Americans' support for legalized same sex marriage has jumped 21 percentage points, from 32 percent in 2003 to 53 percent in 2013, with more religious groups now supporting allowing gay people to wed a new survey finds.
The new national survey of more than 4,500 respondents conducted by the Public Religion Research Institute found that while most religious groups opposed same-sex marriage in 2003, today there are religious groups on both sides of the issue.
There is now a big divide between evangelical Protestants who strongly oppose same sex marriage and adherents of other Christian faiths who mostly support it.
The years 2003 was when Massachusetts became the first state to legalize marriage between gay and lesbian couples. In that year all major religious groups opposed same-sex marriage, with the exception of the religiously unaffiliated.
One of the findings of the survey was that regular churchgoers (those who attend at least once or twice a month), particularly those who belong to religious groups that are supportive of same-sex marriage, are likely to underestimate support for same-sex marriage in their churches by 20 percentage points or more.
Today religiously unaffiliated Americans (73 percent), white mainline Protestants (62 percent), white Catholics (58 percent), and Hispanic Catholics (56 percent all favor allowing gay and lesbian couples to marry.
A majority (83 percent) of Jewish Americans also favor legalizing same-sex marriage.
Hispanic Protestants are divided; 46 percent favor allowing gay and lesbian couples to legally marry and 49 percent oppose.
By contrast, nearly 7-in-10 (69 percent) white evangelical Protestants and nearly 6-in-10 (59 percent) black Protestants oppose same-sex marriage. Only 27 percent of white evangelical Protestants and 35 percent of black Protestants support same-sex marriage.
At the same time the survey found that churches teachings on same-sex relationships that strongly oppose them can drive young people away from the religious institutions.

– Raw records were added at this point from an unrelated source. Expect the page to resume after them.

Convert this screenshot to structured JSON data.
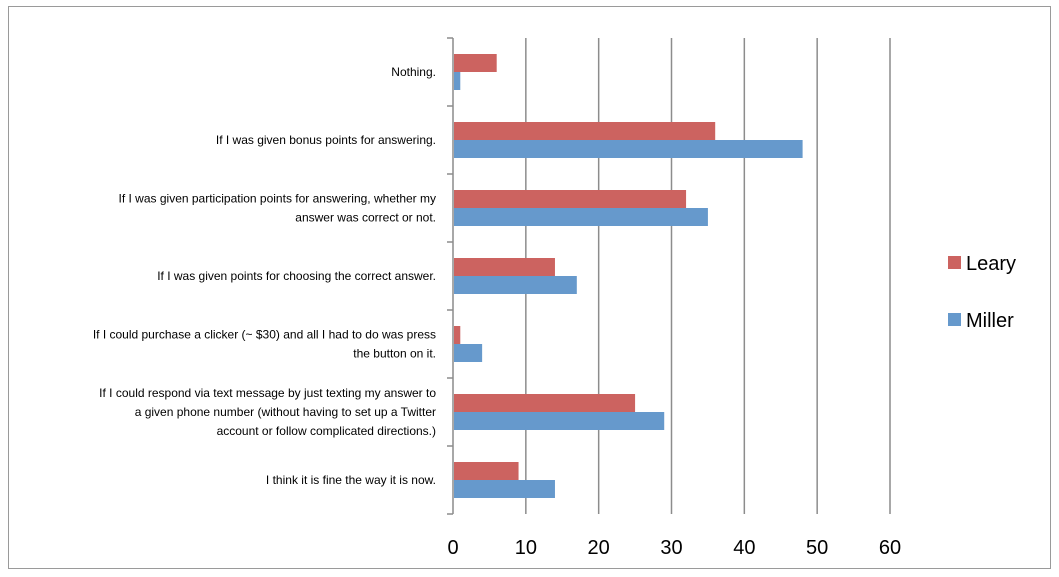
{
  "chart_data": {
    "type": "bar",
    "orientation": "horizontal",
    "categories": [
      "Nothing.",
      "If I was given bonus points for answering.",
      "If I was given participation points for answering, whether my answer was correct or not.",
      "If I was given points for choosing the correct answer.",
      "If I could purchase a clicker (~ $30) and all I had to do was press the button on it.",
      "If I could respond via text message by just texting my answer to a given phone number (without having to set up a Twitter account or follow complicated directions.)",
      "I think it is fine the way it is now."
    ],
    "category_lines": [
      [
        "Nothing."
      ],
      [
        "If I was given bonus points for answering."
      ],
      [
        "If I was given participation points for answering, whether my",
        "answer was correct or not."
      ],
      [
        "If I was given points for choosing the correct answer."
      ],
      [
        "If I could purchase a clicker (~ $30) and all I had to do was press",
        "the button on it."
      ],
      [
        "If I could respond via text message by just texting my answer to",
        "a given phone number (without having to set up a Twitter",
        "account or follow complicated directions.)"
      ],
      [
        "I think it is fine the way it is now."
      ]
    ],
    "series": [
      {
        "name": "Leary",
        "color": "#cc6360",
        "values": [
          6,
          36,
          32,
          14,
          1,
          25,
          9
        ]
      },
      {
        "name": "Miller",
        "color": "#6699cc",
        "values": [
          1,
          48,
          35,
          17,
          4,
          29,
          14
        ]
      }
    ],
    "x_ticks": [
      "0",
      "10",
      "20",
      "30",
      "40",
      "50",
      "60"
    ],
    "xlim": [
      0,
      60
    ],
    "grid": true,
    "legend_position": "right",
    "title": "",
    "xlabel": "",
    "ylabel": ""
  }
}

"While many churches and people in the pews have been moving away from their opposition to LGBT rights over the last decade, this new research provides further evidence that negative teachings on this issue have hurt churches' ability to attract and retain young people," said PRRI CEO. Robert P. Jones.
"Nearly one-third of Millennials who left their childhood religion say unfavorable church teachings about or treatment of gay and lesbian people played a significant role in their decision to head for the exit."
The Week magazine of February 27 is, however, dismissive of this analysis that suggests Millennials are less religious because of gay marriage
"It's no secret that young Americans aren't as religious as their elders." Joe Terbush writes in The Week noting that the PRRI survey suggests that part of that rift may be attributed to a perceived anti-gay bias in organized religion.
He notes one of the PRRI survey findings that among those who have abandoned their childhood religion and are not affiliated to any religion, 25 percent say anti-gay teachings factored into their decision to go faithless. Further among Millennials who have turned irreligious, almost one third said the same.
"At first blush, that would appear to suggest clear causation: stuffy old anti-gay religious dogma is spooking all the hip youngsters."
While Terbush writes that there is link between the two, he says the survey's analysis is over simplistic as it does not devote enough attention to why Americans, and especially younger ones, are shunning religion.
He notes that the PRRI's survey results find that for 31 percent of Millennials who are no longer religious anti-gay teachings were a factor in their decision only 14 percent called it a "very important" reason for having no faith. Conversely fully two thirds of Millennials who abandoned religion said their decision had very little or nothing at all to do with religion's position on homosexuals.
Terbush cites a 2012 Pew survey that finds Americans have been growing less religious for some time now. This found that about 20 percent of Americans were either atheist, agnostic, or religiously unaffiliated, categorizing that demographic as the "nones."
And young adults have less faith than any other age bracket; nearly a third of them are religiously unaffiliated. Notably, they are also less religious than previous generations were at this point in their lives.